The menu has evolved since the opening days of just cheese and meat plates. Now, she offers fish and chips, a roasted turkey leg, mozzarella sticks and other bar favorites. But everything is baked, not fried.

And on special occasions, Villalobos makes homemade tacos with juicy beef that’s stewed in the slow-cooker overnight along with spicy homemade salsa for $1 each. The first time she offered them, before her kitchen was up and running, she didn’t realize how popular they’d be.

“I sold over 200 tacos that night,” she said.

Mike Nordenstrom, who lives three streets from the pub, said he’s “tried to conquer everything on the menu.” He said he’s been to other places in the neighborhood just to grab a bite, but the Hat Rack Pub is not just food, he said; it’s “more of an experience.”

The bar has a traditional set-up, with a long bar on the left as you walk in, tables in the middle, and a booth on the right wall made from old church pews that Villalobos bought online for $50. Table bases are made from Napa Valley wine barrels.

In the front, the sofa and plasma TV are for relaxing in the “memory lounge,” a corner Villalobos has dedicated to family and friends who have passed.

She started the process of ownership while working in Information Technology for University of Phoenix. It took a year for everything to come together after numerous setbacks, including contractor issues, plumbing problems and added costs stemming from stolen TVs and stolen copper from the air conditioning unit.

Also, the day she was supposed to attend a liquor license hearing, she had to have emergency surgery.

“Everything that could have possibly happened during the opening happened,” Villalobos said.

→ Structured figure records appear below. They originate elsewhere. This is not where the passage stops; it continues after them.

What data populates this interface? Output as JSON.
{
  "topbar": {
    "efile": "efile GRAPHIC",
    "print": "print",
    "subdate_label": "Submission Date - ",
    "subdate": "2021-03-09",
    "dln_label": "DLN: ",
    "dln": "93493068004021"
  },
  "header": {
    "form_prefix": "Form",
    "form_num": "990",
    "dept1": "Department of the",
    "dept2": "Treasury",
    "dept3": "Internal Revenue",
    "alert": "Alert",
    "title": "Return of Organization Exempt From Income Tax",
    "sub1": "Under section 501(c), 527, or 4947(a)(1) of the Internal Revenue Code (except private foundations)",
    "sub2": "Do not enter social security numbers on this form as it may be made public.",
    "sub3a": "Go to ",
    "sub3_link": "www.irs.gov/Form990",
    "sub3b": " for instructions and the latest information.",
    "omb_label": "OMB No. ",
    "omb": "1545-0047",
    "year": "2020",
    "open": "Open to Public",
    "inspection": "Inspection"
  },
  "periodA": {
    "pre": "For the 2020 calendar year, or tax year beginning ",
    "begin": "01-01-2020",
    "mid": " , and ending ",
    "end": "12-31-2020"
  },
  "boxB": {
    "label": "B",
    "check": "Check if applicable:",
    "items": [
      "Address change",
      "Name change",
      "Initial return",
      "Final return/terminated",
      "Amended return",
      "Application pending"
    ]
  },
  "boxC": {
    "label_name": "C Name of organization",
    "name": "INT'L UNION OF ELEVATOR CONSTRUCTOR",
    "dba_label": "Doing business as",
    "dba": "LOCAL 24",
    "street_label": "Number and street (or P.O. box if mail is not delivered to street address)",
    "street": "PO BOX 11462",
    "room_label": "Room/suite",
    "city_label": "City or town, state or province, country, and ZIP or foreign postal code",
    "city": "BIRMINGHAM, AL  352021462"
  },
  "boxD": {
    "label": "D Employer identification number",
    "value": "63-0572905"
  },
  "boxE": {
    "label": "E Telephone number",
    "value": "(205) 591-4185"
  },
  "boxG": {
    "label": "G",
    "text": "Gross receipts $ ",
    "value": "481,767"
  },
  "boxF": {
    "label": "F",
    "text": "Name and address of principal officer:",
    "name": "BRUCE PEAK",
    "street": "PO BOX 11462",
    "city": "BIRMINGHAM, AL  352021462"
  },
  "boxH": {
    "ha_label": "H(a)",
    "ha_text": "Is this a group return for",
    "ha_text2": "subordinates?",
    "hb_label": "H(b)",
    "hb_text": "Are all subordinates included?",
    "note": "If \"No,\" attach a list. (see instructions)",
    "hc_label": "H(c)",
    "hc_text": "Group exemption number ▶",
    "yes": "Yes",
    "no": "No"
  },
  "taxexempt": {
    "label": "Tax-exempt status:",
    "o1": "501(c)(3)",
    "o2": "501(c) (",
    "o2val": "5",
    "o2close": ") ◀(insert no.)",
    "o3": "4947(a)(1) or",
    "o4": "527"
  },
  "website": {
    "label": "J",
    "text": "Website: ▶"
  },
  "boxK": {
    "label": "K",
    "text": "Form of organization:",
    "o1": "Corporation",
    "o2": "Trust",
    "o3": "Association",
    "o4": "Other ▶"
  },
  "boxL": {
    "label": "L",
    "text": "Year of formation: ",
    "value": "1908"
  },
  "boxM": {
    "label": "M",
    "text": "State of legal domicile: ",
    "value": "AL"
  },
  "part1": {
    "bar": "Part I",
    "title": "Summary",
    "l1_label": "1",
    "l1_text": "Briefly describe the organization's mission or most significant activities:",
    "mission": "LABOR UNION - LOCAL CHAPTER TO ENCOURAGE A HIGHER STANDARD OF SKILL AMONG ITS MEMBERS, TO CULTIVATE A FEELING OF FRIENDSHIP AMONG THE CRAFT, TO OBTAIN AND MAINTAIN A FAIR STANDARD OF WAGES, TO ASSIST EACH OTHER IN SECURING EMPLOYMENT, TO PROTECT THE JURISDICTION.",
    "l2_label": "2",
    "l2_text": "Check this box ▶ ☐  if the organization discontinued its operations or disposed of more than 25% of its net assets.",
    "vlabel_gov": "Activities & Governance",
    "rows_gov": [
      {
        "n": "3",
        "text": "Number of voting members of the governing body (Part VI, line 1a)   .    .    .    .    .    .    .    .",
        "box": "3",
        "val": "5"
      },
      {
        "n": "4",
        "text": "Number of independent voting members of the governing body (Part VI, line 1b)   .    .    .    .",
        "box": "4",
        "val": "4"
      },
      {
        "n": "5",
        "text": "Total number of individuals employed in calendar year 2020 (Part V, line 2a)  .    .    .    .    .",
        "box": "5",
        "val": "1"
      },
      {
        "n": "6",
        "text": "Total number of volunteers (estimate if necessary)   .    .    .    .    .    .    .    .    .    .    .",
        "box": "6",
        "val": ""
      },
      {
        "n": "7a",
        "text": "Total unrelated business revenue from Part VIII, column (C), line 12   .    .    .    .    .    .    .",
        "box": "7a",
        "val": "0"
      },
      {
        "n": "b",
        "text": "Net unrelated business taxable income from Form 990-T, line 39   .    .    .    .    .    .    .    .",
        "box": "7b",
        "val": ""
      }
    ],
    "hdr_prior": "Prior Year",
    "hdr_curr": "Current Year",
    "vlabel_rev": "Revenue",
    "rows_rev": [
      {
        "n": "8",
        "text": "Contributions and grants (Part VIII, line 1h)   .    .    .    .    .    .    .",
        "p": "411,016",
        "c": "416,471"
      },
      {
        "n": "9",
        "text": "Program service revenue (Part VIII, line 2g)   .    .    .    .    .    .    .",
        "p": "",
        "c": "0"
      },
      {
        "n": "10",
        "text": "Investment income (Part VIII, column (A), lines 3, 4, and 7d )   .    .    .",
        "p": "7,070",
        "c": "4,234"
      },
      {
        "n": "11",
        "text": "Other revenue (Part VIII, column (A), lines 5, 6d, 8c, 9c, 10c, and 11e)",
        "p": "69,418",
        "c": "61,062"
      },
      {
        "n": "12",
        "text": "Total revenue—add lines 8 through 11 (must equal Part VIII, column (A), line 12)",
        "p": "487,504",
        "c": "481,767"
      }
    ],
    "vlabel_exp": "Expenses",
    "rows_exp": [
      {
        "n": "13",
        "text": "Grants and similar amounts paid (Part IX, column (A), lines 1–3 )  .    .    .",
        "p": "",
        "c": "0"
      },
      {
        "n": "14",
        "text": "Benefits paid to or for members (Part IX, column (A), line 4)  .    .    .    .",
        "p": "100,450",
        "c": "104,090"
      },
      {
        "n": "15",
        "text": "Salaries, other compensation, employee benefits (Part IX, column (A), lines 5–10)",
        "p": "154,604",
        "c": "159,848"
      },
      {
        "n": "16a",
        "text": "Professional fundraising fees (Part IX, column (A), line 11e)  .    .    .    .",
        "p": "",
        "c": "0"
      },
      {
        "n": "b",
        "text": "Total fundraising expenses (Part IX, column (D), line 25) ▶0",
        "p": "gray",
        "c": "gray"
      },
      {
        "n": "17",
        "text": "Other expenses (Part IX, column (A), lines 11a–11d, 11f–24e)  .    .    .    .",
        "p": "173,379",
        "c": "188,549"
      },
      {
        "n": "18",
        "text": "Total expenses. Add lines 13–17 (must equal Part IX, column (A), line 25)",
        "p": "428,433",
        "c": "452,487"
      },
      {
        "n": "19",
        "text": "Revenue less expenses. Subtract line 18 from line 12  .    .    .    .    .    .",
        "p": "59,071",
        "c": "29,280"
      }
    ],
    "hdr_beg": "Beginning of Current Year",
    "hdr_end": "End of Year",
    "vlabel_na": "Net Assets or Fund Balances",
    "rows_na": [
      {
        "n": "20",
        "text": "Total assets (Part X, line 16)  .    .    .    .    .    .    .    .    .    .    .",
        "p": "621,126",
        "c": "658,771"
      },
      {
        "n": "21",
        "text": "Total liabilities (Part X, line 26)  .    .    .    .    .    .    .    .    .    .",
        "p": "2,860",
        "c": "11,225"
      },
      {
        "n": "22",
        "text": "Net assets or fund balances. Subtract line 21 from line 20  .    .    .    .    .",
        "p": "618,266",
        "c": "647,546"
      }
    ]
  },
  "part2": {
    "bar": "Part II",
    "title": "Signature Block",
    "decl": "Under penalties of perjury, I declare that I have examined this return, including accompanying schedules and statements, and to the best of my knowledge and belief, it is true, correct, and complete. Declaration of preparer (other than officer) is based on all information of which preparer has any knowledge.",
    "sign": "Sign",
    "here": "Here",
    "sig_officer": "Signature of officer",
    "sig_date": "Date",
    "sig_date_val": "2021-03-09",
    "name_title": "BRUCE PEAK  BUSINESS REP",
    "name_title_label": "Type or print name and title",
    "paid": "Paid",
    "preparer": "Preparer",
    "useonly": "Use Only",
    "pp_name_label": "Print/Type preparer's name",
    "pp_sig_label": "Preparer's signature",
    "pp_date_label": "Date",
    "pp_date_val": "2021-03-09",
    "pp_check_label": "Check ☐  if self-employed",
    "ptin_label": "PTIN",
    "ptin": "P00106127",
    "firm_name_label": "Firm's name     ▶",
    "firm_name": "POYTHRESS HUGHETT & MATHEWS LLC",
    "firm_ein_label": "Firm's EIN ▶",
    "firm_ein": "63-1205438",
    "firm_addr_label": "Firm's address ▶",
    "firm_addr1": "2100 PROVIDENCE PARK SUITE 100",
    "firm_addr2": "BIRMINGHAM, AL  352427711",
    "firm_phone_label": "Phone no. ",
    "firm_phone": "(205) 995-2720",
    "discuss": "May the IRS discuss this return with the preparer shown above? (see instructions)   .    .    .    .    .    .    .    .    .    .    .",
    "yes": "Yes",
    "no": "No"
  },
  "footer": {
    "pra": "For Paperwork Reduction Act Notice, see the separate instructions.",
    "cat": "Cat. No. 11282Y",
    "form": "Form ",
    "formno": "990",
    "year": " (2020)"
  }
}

Then, just a few weeks after opening, she got laid off from her day job.

But it was worth all the work to be her own boss and have her own place, she said. Besides, she added, the hardest battle of her life was beating thyroid cancer – twice. The first time, at age 18, she had her thyroid removed, so she was incredulous when it returned at age 28. Now, she’s clear again.

“This cannot be that difficult,” Villalobos said. “I already went through the hard parts.”

Hat Rack Pub

What: The Hat Rack Pub got its name from Lorena Villalobos’ former boss. When she had a good idea, he’d tell her, “See? It’s more than just a hat rack,” and point to her head. She incorporated the saying after getting the bright idea to start her own business.

Where: 3320 W. Southern Ave., Suite 120, Phoenix.

Hours: 10 a.m.-8 p.m. Sundays, 11 a.m.-10 p.m. Monday-Thursday, 11 a.m.-2 a.m. Friday and Saturday.